Experts are divided in their opinions regarding the use of carbon fiber in auto manufacture. Critics say that the material is too costly when compared to aluminum and high-strength steel. They also observe that most body shops won’t know how to repair or replace the new materials.
On the other side of the debate, proponents of carbon fiber hail it as a ‘paradigm shift’ that will change the way cars are engineered. They argue that most repairs will be very simple, and that body shops will be able to repair or replace components with relative ease. The BMW 13 even has markings showing where the carbon fiber components should be cut away when replacements are needed.
As for the safety benefits of carbon fiber combined with adhesives, engineers are impressed. The new BMW i3 has a life module consisting of 90% carbon fiber and is constructed from nine molded parts. It has performed very well in crash tests in the EU, and US results are expected to be as favorable.

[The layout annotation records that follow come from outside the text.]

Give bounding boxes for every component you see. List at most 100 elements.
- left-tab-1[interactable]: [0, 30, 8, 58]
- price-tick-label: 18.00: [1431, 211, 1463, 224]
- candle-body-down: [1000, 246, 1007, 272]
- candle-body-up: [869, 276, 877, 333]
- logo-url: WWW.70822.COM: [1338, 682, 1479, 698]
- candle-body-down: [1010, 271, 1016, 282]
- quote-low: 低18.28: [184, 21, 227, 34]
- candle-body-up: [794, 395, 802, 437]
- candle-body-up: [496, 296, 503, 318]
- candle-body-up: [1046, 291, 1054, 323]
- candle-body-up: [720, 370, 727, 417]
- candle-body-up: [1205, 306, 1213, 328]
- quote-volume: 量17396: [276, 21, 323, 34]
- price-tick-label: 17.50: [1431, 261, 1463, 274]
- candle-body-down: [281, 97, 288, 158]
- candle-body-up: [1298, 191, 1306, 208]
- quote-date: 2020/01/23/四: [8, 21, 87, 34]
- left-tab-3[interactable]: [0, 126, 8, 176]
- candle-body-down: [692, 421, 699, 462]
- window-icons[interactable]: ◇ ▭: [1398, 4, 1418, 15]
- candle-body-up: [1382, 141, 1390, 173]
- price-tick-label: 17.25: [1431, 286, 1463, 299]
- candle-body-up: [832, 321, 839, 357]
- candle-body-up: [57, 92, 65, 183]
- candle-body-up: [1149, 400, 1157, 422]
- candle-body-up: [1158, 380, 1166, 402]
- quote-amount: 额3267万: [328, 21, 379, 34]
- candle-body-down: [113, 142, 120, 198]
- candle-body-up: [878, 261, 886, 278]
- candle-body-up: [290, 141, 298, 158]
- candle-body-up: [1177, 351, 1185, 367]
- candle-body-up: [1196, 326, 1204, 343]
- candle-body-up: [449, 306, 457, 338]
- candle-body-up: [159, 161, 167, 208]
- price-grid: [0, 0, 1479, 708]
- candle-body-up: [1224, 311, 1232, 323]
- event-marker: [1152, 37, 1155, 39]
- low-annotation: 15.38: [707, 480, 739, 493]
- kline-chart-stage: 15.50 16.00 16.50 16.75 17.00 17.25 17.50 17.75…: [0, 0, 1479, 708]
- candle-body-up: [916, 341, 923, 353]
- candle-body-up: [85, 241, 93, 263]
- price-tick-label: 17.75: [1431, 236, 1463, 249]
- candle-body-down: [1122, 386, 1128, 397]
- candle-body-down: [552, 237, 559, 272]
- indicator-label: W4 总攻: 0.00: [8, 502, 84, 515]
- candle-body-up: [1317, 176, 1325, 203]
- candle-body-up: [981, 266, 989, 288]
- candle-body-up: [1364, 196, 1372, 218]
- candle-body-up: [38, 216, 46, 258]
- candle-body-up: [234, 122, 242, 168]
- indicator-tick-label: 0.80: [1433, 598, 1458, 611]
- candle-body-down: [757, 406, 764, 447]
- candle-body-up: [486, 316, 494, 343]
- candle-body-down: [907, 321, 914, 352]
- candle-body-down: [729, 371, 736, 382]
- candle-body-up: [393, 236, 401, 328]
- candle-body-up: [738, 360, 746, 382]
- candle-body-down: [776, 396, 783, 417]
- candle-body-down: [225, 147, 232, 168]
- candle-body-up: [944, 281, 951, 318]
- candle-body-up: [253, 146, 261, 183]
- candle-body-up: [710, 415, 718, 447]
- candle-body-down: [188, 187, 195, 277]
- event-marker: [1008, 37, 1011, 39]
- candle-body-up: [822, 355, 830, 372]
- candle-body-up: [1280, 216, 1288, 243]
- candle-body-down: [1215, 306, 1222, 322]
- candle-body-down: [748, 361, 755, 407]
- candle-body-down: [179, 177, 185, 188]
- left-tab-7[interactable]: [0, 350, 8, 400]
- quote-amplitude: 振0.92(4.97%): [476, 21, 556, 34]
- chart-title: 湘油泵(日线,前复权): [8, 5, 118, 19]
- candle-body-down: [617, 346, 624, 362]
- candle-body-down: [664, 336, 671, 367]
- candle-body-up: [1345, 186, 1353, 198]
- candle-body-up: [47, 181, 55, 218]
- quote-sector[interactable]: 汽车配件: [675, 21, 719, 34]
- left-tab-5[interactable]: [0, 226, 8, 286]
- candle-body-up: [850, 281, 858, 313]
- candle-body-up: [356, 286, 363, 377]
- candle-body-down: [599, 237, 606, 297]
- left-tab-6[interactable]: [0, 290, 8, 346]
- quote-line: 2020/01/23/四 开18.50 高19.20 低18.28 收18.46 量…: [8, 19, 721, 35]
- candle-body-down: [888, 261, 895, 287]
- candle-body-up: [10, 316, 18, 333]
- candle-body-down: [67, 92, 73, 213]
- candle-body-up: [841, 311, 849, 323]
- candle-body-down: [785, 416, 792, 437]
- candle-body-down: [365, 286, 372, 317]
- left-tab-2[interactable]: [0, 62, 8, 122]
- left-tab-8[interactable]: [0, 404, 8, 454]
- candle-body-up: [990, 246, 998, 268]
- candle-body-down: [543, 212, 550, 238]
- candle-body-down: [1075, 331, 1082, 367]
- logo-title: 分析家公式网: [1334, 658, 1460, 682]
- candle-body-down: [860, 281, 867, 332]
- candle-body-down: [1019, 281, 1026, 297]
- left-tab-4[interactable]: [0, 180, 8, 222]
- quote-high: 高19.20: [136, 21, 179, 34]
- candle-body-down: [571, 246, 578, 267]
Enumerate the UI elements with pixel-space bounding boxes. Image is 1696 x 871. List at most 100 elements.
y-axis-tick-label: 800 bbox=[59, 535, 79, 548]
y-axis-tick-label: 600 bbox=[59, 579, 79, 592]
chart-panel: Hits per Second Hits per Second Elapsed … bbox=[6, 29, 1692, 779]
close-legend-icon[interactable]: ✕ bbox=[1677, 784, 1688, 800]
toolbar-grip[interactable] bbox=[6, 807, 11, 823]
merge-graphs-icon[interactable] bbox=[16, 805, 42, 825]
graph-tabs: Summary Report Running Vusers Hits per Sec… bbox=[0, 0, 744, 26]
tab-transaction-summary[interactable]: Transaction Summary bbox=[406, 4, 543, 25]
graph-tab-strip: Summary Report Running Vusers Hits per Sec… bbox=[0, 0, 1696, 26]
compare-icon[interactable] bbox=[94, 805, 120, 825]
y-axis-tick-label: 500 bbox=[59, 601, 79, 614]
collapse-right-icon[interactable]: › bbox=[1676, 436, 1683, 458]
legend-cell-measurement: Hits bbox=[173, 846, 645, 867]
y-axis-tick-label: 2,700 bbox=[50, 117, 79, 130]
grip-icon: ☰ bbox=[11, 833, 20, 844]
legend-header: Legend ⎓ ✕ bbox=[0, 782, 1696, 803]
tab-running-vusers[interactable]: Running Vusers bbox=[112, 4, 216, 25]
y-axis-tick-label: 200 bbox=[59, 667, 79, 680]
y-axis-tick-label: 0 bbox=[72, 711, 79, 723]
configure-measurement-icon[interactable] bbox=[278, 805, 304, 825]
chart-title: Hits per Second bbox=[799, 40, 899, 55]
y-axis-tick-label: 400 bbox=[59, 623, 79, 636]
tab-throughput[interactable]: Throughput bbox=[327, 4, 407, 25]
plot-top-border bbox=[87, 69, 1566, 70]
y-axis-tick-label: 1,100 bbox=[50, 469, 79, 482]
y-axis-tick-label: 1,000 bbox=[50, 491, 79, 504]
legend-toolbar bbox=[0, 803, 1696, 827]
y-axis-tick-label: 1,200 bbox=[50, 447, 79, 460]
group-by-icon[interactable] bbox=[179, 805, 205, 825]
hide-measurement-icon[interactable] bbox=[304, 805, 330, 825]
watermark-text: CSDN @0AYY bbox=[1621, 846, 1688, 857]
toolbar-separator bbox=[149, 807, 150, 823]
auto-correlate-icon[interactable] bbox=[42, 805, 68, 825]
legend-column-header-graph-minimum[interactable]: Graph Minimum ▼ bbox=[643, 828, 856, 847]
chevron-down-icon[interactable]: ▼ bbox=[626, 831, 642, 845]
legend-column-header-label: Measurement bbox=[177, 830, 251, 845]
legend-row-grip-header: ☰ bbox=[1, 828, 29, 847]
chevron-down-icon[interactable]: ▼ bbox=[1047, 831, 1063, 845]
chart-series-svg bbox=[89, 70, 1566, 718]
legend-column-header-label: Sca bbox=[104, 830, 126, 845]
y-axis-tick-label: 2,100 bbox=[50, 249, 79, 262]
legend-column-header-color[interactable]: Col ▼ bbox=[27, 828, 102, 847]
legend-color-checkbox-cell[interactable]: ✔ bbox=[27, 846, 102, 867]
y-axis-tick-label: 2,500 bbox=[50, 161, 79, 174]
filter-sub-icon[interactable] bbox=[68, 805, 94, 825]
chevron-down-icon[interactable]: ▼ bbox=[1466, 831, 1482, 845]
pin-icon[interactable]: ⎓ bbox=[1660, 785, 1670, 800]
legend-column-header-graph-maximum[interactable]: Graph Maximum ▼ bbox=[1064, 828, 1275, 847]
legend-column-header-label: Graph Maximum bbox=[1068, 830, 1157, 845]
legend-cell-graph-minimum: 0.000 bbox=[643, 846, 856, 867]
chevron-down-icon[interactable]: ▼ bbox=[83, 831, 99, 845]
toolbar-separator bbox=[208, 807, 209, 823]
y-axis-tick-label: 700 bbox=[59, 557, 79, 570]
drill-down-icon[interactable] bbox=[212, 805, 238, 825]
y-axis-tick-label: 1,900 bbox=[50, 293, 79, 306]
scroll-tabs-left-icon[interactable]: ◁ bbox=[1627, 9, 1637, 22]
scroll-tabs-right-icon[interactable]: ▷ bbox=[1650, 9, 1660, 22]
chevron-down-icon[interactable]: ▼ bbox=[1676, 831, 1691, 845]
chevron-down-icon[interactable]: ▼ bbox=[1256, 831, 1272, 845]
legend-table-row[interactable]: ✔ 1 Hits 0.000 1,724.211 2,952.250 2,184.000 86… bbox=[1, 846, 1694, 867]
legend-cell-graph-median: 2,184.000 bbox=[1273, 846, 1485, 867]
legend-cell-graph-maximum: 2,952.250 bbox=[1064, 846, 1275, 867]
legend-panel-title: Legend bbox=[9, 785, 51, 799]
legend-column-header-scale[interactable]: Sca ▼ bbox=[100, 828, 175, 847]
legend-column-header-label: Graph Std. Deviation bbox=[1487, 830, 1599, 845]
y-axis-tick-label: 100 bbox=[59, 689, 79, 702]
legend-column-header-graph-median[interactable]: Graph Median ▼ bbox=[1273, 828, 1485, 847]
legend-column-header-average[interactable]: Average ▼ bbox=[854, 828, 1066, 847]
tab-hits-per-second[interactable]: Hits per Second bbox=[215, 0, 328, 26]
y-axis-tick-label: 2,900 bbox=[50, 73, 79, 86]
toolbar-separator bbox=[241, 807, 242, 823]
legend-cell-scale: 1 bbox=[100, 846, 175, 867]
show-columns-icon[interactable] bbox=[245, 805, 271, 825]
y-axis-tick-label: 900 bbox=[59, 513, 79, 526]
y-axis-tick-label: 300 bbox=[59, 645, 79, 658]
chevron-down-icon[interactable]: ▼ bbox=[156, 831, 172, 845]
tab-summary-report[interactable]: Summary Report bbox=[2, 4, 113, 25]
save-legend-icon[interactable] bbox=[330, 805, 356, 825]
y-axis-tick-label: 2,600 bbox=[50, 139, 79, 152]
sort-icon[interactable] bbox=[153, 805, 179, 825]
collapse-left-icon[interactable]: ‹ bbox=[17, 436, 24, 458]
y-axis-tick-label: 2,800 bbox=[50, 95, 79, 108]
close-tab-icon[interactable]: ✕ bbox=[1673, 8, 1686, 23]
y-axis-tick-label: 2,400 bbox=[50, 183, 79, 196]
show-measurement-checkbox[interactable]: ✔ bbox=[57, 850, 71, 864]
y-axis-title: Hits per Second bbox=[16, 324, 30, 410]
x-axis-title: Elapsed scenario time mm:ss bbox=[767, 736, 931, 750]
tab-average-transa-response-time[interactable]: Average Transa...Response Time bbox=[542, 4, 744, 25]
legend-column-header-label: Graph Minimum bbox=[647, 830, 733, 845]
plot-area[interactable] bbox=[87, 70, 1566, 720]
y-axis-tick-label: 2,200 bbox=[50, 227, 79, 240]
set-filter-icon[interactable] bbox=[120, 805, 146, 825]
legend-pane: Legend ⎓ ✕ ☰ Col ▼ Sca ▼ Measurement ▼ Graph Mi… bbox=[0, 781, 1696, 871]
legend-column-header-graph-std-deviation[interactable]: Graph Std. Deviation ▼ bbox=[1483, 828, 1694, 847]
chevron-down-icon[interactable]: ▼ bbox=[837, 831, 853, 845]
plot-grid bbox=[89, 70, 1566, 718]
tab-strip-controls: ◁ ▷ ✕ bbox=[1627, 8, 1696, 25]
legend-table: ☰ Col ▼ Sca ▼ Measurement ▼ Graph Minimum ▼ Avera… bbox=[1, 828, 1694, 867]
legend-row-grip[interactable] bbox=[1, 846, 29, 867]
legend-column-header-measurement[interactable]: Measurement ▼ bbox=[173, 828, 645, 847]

The use of adhesives to bond the body to its aluminum frame raised eyebrows, but this choice was vindicated by fruitless attempts to rip the body from the frame. Munro and Associates, whose company disassembled a BMW i3 RX down to the ball bearings (and is regularly contracted to do these teardowns for the industry), was blown away by the car’s engineering and implications. Ultimately, a vibrational cutter had to be used to slice through the epoxy and the whole process took a week. Munro senior associate Mark Ellis says that he will trust epoxy over spot welds from now on. Adhesives are also used to bond overlapping carbon fiber panels to the aluminum floor pan, eliminating galvanic corrosion and reducing noise.
However, the concerns regarding the cost of carbon fiber are warranted, and may limit or delay the widespread adoption of this material in vehicle manufacturing.